Turnham: At a time where service costs are higher, you tend to look at how to cut corners. In this case, with prices being so low—and at the peak, we were probably spending more than a $100,000 per stage—we’re now less than $30,000 per stage. So we’ve gone the other direction. We have tightened our interval spacing to 100, maybe at most 125 feet per stage. And instead of just banking all of the savings from the reduction, we’re actually adding some stages, still seeing significant savings and well costs, but making better wells. If you look at our well performance versus our type curves and versus the industry, you’ll see that we’re probably as productive, if not the No. 1 productive company, per foot of lateral drilled. And it’s because we think we’ve gotten the sweet spot on how best to complete these wells.

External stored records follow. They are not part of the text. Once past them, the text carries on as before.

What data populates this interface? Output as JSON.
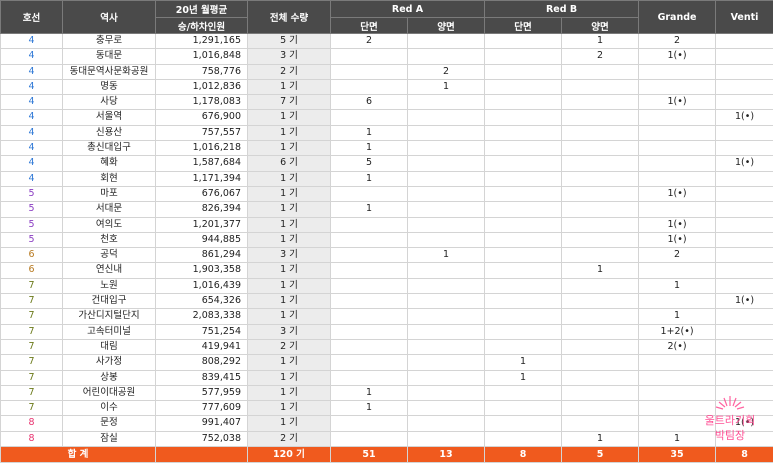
{
  "headers": {
    "line": "호선",
    "station": "역사",
    "riders_line1": "20년 월평균",
    "riders_line2": "승/하차인원",
    "count": "전체 수량",
    "red_a": "Red A",
    "red_b": "Red B",
    "grande": "Grande",
    "venti": "Venti",
    "single": "단면",
    "double": "양면"
  },
  "rows": [
    {
      "line": "4",
      "station": "충무로",
      "riders": "1,291,165",
      "count": "5 기",
      "ra_s": "2",
      "ra_d": "",
      "rb_s": "",
      "rb_d": "1",
      "grande": "2",
      "venti": ""
    },
    {
      "line": "4",
      "station": "동대문",
      "riders": "1,016,848",
      "count": "3 기",
      "ra_s": "",
      "ra_d": "",
      "rb_s": "",
      "rb_d": "2",
      "grande": "1(•)",
      "venti": ""
    },
    {
      "line": "4",
      "station": "동대문역사문화공원",
      "riders": "758,776",
      "count": "2 기",
      "ra_s": "",
      "ra_d": "2",
      "rb_s": "",
      "rb_d": "",
      "grande": "",
      "venti": ""
    },
    {
      "line": "4",
      "station": "명동",
      "riders": "1,012,836",
      "count": "1 기",
      "ra_s": "",
      "ra_d": "1",
      "rb_s": "",
      "rb_d": "",
      "grande": "",
      "venti": ""
    },
    {
      "line": "4",
      "station": "사당",
      "riders": "1,178,083",
      "count": "7 기",
      "ra_s": "6",
      "ra_d": "",
      "rb_s": "",
      "rb_d": "",
      "grande": "1(•)",
      "venti": ""
    },
    {
      "line": "4",
      "station": "서울역",
      "riders": "676,900",
      "count": "1 기",
      "ra_s": "",
      "ra_d": "",
      "rb_s": "",
      "rb_d": "",
      "grande": "",
      "venti": "1(•)"
    },
    {
      "line": "4",
      "station": "신용산",
      "riders": "757,557",
      "count": "1 기",
      "ra_s": "1",
      "ra_d": "",
      "rb_s": "",
      "rb_d": "",
      "grande": "",
      "venti": ""
    },
    {
      "line": "4",
      "station": "총신대입구",
      "riders": "1,016,218",
      "count": "1 기",
      "ra_s": "1",
      "ra_d": "",
      "rb_s": "",
      "rb_d": "",
      "grande": "",
      "venti": ""
    },
    {
      "line": "4",
      "station": "혜화",
      "riders": "1,587,684",
      "count": "6 기",
      "ra_s": "5",
      "ra_d": "",
      "rb_s": "",
      "rb_d": "",
      "grande": "",
      "venti": "1(•)"
    },
    {
      "line": "4",
      "station": "회현",
      "riders": "1,171,394",
      "count": "1 기",
      "ra_s": "1",
      "ra_d": "",
      "rb_s": "",
      "rb_d": "",
      "grande": "",
      "venti": ""
    },
    {
      "line": "5",
      "station": "마포",
      "riders": "676,067",
      "count": "1 기",
      "ra_s": "",
      "ra_d": "",
      "rb_s": "",
      "rb_d": "",
      "grande": "1(•)",
      "venti": ""
    },
    {
      "line": "5",
      "station": "서대문",
      "riders": "826,394",
      "count": "1 기",
      "ra_s": "1",
      "ra_d": "",
      "rb_s": "",
      "rb_d": "",
      "grande": "",
      "venti": ""
    },
    {
      "line": "5",
      "station": "여의도",
      "riders": "1,201,377",
      "count": "1 기",
      "ra_s": "",
      "ra_d": "",
      "rb_s": "",
      "rb_d": "",
      "grande": "1(•)",
      "venti": ""
    },
    {
      "line": "5",
      "station": "천호",
      "riders": "944,885",
      "count": "1 기",
      "ra_s": "",
      "ra_d": "",
      "rb_s": "",
      "rb_d": "",
      "grande": "1(•)",
      "venti": ""
    },
    {
      "line": "6",
      "station": "공덕",
      "riders": "861,294",
      "count": "3 기",
      "ra_s": "",
      "ra_d": "1",
      "rb_s": "",
      "rb_d": "",
      "grande": "2",
      "venti": ""
    },
    {
      "line": "6",
      "station": "연신내",
      "riders": "1,903,358",
      "count": "1 기",
      "ra_s": "",
      "ra_d": "",
      "rb_s": "",
      "rb_d": "1",
      "grande": "",
      "venti": ""
    },
    {
      "line": "7",
      "station": "노원",
      "riders": "1,016,439",
      "count": "1 기",
      "ra_s": "",
      "ra_d": "",
      "rb_s": "",
      "rb_d": "",
      "grande": "1",
      "venti": ""
    },
    {
      "line": "7",
      "station": "건대입구",
      "riders": "654,326",
      "count": "1 기",
      "ra_s": "",
      "ra_d": "",
      "rb_s": "",
      "rb_d": "",
      "grande": "",
      "venti": "1(•)"
    },
    {
      "line": "7",
      "station": "가산디지털단지",
      "riders": "2,083,338",
      "count": "1 기",
      "ra_s": "",
      "ra_d": "",
      "rb_s": "",
      "rb_d": "",
      "grande": "1",
      "venti": ""
    },
    {
      "line": "7",
      "station": "고속터미널",
      "riders": "751,254",
      "count": "3 기",
      "ra_s": "",
      "ra_d": "",
      "rb_s": "",
      "rb_d": "",
      "grande": "1+2(•)",
      "venti": ""
    },
    {
      "line": "7",
      "station": "대림",
      "riders": "419,941",
      "count": "2 기",
      "ra_s": "",
      "ra_d": "",
      "rb_s": "",
      "rb_d": "",
      "grande": "2(•)",
      "venti": ""
    },
    {
      "line": "7",
      "station": "사가정",
      "riders": "808,292",
      "count": "1 기",
      "ra_s": "",
      "ra_d": "",
      "rb_s": "1",
      "rb_d": "",
      "grande": "",
      "venti": ""
    },
    {
      "line": "7",
      "station": "상봉",
      "riders": "839,415",
      "count": "1 기",
      "ra_s": "",
      "ra_d": "",
      "rb_s": "1",
      "rb_d": "",
      "grande": "",
      "venti": ""
    },
    {
      "line": "7",
      "station": "어린이대공원",
      "riders": "577,959",
      "count": "1 기",
      "ra_s": "1",
      "ra_d": "",
      "rb_s": "",
      "rb_d": "",
      "grande": "",
      "venti": ""
    },
    {
      "line": "7",
      "station": "이수",
      "riders": "777,609",
      "count": "1 기",
      "ra_s": "1",
      "ra_d": "",
      "rb_s": "",
      "rb_d": "",
      "grande": "",
      "venti": ""
    },
    {
      "line": "8",
      "station": "문정",
      "riders": "991,407",
      "count": "1 기",
      "ra_s": "",
      "ra_d": "",
      "rb_s": "",
      "rb_d": "",
      "grande": "",
      "venti": "1(•)"
    },
    {
      "line": "8",
      "station": "잠실",
      "riders": "752,038",
      "count": "2 기",
      "ra_s": "",
      "ra_d": "",
      "rb_s": "",
      "rb_d": "1",
      "grande": "1",
      "venti": ""
    }
  ],
  "total": {
    "label": "합 계",
    "count": "120 기",
    "ra_s": "51",
    "ra_d": "13",
    "rb_s": "8",
    "rb_d": "5",
    "grande": "35",
    "venti": "8"
  },
  "line_colors": {
    "4": "#2f78d6",
    "5": "#8a3cc2",
    "6": "#b7791f",
    "7": "#6b7a1a",
    "8": "#e8336f"
  },
  "watermark": {
    "line1": "울트라기획",
    "line2": "박팀장",
    "color": "#ff3e8a"
  }
}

Goodrich Petroleum has grown its gas production from 70,000 Mcfe/d in 2018 to 140,000 Mcfe/d this year. (Source: Goodrich Petroleum)
Goodrich Petroleum has grown its gas production from 70,000 Mcfe/d in 2018 to 140,000 Mcfe/d this year. (Source: Goodrich Petroleum)
E&P Plus: How do you approach your planning and activity for this type of environment—when it looks good now but considering how volatile things can be?

Turnham: So let’s talk about volatility and the necessity to hedge a portion of your volumes. We really believe in 40% to 70% of your projected volumes, locking in a price that gives you the insurance policy to go ahead and spend the money necessary to drill the number of wells that you want to drill. And you can’t get out ahead of yourself with long-term drilling contracts because of the volatility that you just described. Another scenario can happen. You can see better pricing or attractive prices, and therefore rig activity gets higher. Service costs start to creep up, which we would not be surprised to see. Usually anytime you see rates of return like you see on our [investor presentation] slides, that just cant last for very long, because guys are either going to put rigs to work or service costs are going to go up, such that you have good rates of return, but not exceptional rates of return.

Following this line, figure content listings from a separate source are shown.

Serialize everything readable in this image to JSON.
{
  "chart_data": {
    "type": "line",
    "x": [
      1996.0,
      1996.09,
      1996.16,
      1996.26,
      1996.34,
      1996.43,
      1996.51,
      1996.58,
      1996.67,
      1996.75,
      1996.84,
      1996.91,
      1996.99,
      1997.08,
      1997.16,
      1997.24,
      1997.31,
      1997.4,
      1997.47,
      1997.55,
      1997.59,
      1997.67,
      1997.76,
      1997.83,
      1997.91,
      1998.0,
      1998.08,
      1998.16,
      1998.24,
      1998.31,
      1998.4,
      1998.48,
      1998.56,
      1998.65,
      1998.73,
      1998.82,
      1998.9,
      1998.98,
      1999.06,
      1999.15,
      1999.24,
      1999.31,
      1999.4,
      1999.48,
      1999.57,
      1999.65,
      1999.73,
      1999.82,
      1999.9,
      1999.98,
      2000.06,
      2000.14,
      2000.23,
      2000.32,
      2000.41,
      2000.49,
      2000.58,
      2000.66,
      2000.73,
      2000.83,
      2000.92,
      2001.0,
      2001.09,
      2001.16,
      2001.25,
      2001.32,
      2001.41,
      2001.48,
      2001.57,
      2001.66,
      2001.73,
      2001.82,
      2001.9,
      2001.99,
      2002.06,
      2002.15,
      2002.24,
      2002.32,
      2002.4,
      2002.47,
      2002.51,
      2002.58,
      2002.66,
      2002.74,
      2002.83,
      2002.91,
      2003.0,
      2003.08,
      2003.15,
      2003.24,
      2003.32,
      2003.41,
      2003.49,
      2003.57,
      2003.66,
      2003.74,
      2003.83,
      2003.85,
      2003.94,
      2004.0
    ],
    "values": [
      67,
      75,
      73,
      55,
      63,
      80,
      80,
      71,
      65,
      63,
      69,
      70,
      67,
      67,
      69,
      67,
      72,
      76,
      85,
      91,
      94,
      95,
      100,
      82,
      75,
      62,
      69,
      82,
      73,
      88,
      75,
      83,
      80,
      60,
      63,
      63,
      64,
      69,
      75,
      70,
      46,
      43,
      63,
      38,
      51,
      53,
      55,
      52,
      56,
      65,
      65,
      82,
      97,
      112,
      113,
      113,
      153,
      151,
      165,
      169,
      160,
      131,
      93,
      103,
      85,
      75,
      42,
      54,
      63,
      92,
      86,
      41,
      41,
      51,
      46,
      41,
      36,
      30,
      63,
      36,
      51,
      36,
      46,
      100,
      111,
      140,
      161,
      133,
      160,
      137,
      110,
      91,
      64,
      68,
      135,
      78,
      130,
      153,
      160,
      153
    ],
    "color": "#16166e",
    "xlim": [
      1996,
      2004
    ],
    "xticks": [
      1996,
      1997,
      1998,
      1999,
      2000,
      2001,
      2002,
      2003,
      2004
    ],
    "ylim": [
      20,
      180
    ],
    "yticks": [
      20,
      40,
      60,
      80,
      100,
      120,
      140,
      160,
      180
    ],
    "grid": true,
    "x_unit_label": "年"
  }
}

Another thing that’s different now is just availability of capital and what investors are wanting to see. They’re not wanting to see you outspend. They want to see free cash flow, return of capital to shareholders either through dividends or pay down debt, such that the commodity prices do stay at favorable levels.

In addition to that, you have commercial banks that are becoming more conservative, [and] debt covenants are getting more conservative. So I think you throw all of that in a pot, and I think you have a recipe for better pricing [and] lower service costs.